Lalu apa sebenarnya hidup kita ini ? Karl Marx  pernah berkata, ” Hidup itu perut kenyang”. Maksudnya hidup itu untuk makan (saja). Sedangkan Sigmund Freud berpendapat hidup itu pemenuhan kebutuhan seksual belaka, lain tidak. Jika kita tanya orang-orang di sekitar kita tentang ‘untuk apa kita hidup ?’ mungkin -dan sangat mungkin- jawaban yang kita peroleh adalah sebanyak orang yang kita tanyai. Maksudnya adalah satu orang menjawab dengan jawaban yang berbeda-beda dari yang lainnya, sebagaimana pendapat Karl Marx berbeda dengan Sigmund Freud.

Untuk menjawab pertanyaan tersebut dengan tepat, maka gunakan akal sehat kita ! Yang paling tahu untuk apa kita hidup tentu saja ialah Yang Menghidupkan kita, yaitu Sang Pencipta, Alloh subhaanahu wa ta’ala. Alloh subhaanahu wa ta’ala berfirman, yang artinya: ” Dan Aku tidak menciptakan jin dan manusia melainkan supaya mereka beribadah kepadaKu..” (QS: Adz-Dzaariyaat: 56).

Sekarang sudah jelas bagi kita, bahwa kita diciptakan dan dihidupkan hanya untuk beribadah kepada Alloh subhaanahu wa ta’ala saja dan tidak ada tujuan yang lain.

Mungkin timbul pertanyaan: Lalu apakah hidup kita ini hanya  untuk sholat saja, ke masjid saja, mengaji saja ? Kemudian tidak mancari nafkah, tidak menikah ? Sebelum bertanya-tanya, lebih dulu harus kita pahami makna ‘ibadah’ itu.

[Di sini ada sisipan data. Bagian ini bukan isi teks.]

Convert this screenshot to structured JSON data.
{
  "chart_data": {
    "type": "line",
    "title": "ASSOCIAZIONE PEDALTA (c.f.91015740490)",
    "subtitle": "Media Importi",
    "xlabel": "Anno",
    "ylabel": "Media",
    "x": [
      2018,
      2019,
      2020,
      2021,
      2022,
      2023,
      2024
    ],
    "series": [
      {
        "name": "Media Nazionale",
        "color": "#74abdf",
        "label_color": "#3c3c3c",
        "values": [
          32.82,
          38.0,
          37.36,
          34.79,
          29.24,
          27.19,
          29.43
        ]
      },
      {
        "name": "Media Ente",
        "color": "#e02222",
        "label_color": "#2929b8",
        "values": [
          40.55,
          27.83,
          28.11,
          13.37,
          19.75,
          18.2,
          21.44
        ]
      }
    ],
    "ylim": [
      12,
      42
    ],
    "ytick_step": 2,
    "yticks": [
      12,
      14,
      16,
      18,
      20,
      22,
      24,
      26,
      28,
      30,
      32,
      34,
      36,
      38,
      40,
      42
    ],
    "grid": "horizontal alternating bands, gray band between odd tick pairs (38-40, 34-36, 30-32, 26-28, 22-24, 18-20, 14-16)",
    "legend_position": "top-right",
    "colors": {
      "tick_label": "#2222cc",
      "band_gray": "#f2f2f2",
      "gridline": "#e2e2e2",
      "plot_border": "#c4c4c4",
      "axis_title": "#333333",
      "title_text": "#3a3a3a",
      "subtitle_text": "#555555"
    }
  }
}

Pengertian Ibadah yang biasa dirujuk oleh ulama adalah pengertian yang dirumuskan oleh Syaikhul-Islam Ibnu Taimiyah, yaitu ibadah adalah sebutan yang mencakup seluruh apa yang dicintai dan diridhai Alloh subhaanahu wa ta’ala, baik berupa ucapan atau perbuatan, yang nampak (lahir) maupun yang tersembunyi (batin). Sebagian ulama menambahkan dengan: disertai oleh ketundukan yang paling tinggi dan rasa kecintaan yang paling tinggi kepada Alloh subhaanahu wa ta’ala.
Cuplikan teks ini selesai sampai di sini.